Un monde. Un monde qui s'écroulait sans que personne ne réagisse autour de lui. Un enfant ! Rodolphe avait envie de se frapper, de se jeter contre un mur, de souffrir l'espace d'un instant autant que sa sœur.
Un gamin ! Comment avait-il pu s'aveugler au point d'imaginer qu'Aileen puisse penser un instant à le trahir avec n'importe qui, mais plus encore avec Andrei ? Le commandant, droit, honnête, qui détestait les ennuis et n'aurait jamais pu toucher la petite fille qu'il avait vu grandir comme la sienne...
Une petite voix murmurait également sournoisement à Rodolphe : "Et tu la connais. Elle t'aime... La vérité c'est que jamais elle ne t'oubliera si elle reste fidèle à elle-même. C'est toi qui trahira le premier votre amour..."
Pourrait-il jamais oublier que, désormais, de manière indubitable, c'était leur enfant à tous deux qui grandissait en Aileen ?
Son enfant à lui ! Et à cette pensée son sang se glaçait dans ses veines tandis qu'il oubliait tout du gouffre qui le séparait de sa femme, désirant plus que tout la rejoindre pour toujours, pour vivre auprès d'elle et de ce fils ou de cette fille qu'il allait avoir.
Mais Sibylle prit alors la parole derrière lui et il revint au présent, s'efforçant pourtant toujours d'intégrer cette nouvelle aux accents presque tragiques.
— Très bien, elle ne devrait pas tarder à avoir un petit héritier venant de nulle part, de son chef de garde, ça ne nous concerne effectivement pas.
Elle lança un coup d'œil à Ralph qui s'élança pour éteindre l'écran. Mais Rodolphe se leva alors d'un bond du canapé pour bousculer tout le monde et se ruer vers le couloir qui menait à sa chambre. Il entendit à peine sa sœur crier derrière lui :
— Rodolphe ! Rodolphe qu'est-ce qui te prend ?
Il secoua la tête comme un fou sans répondre en se jetant sans plus pouvoir penser dans la mansarde qui lui servait de chambre.
— Rien ! Rien du tout...
Mais alors qu'il se prenait la tête à deux mains pour tenter d'étouffer l'idée démente qui venait de prendre corps en lui ses doigts commençaient déjà à s'allonger en de longues griffes et il ne put plus contenir la transformation.
Lorsque Sibylle arriva à son tour dans la pièce ce ne fut plus que pour voir un énorme loup qui courait comme un dément, tentant de s'épuiser pour ne plus entendre cette partie de sa conscience qui ne cessait de lui rappeler qu'il allait devenir père...
Rodolphe avait envie d'en appeler au ciel tant il n'arrivait pas à oublier ce cauchemar. Cet enfant à naître...

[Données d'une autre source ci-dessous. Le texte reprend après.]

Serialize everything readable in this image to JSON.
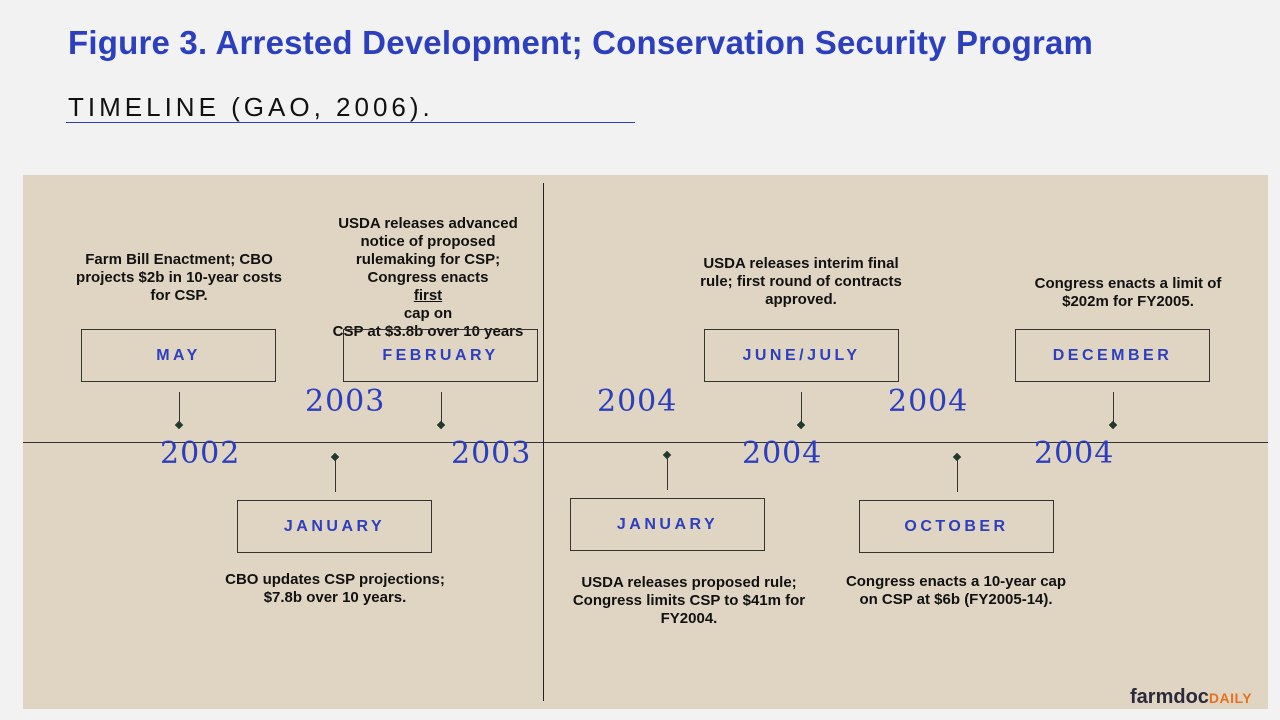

Il était l'héritier de deux mondes que rien ni personne ne pourrait jamais réunir. Incompatibles.
Comment grandir en sachant que vos deux parents chercheront toujours non pas à tuer l'autre, mais à l'anéantir ?
Et une pensée plus douloureuse encore envahissait alors l'esprit déchiré du jeune homme. Aileen révélerait-elle jamais à son enfant l'identité réelle de son père qu'elle était obligée de cacher au monde entier ?
Sibylle s'agenouilla alors devant le loup pour prendre la tête de l'animal aux yeux sauvages dans ses mains avant de demander :
— Qu'y a-t-il Rodolphe ?... Qu'est-ce qui t'a mis dans cet état ?...
Mais le loup se dégagea, la prunelle flamboyante, tandis que le prince songeait que ce secret là, jamais il ne le confierait à sa sœur. Qu'il souffre seul...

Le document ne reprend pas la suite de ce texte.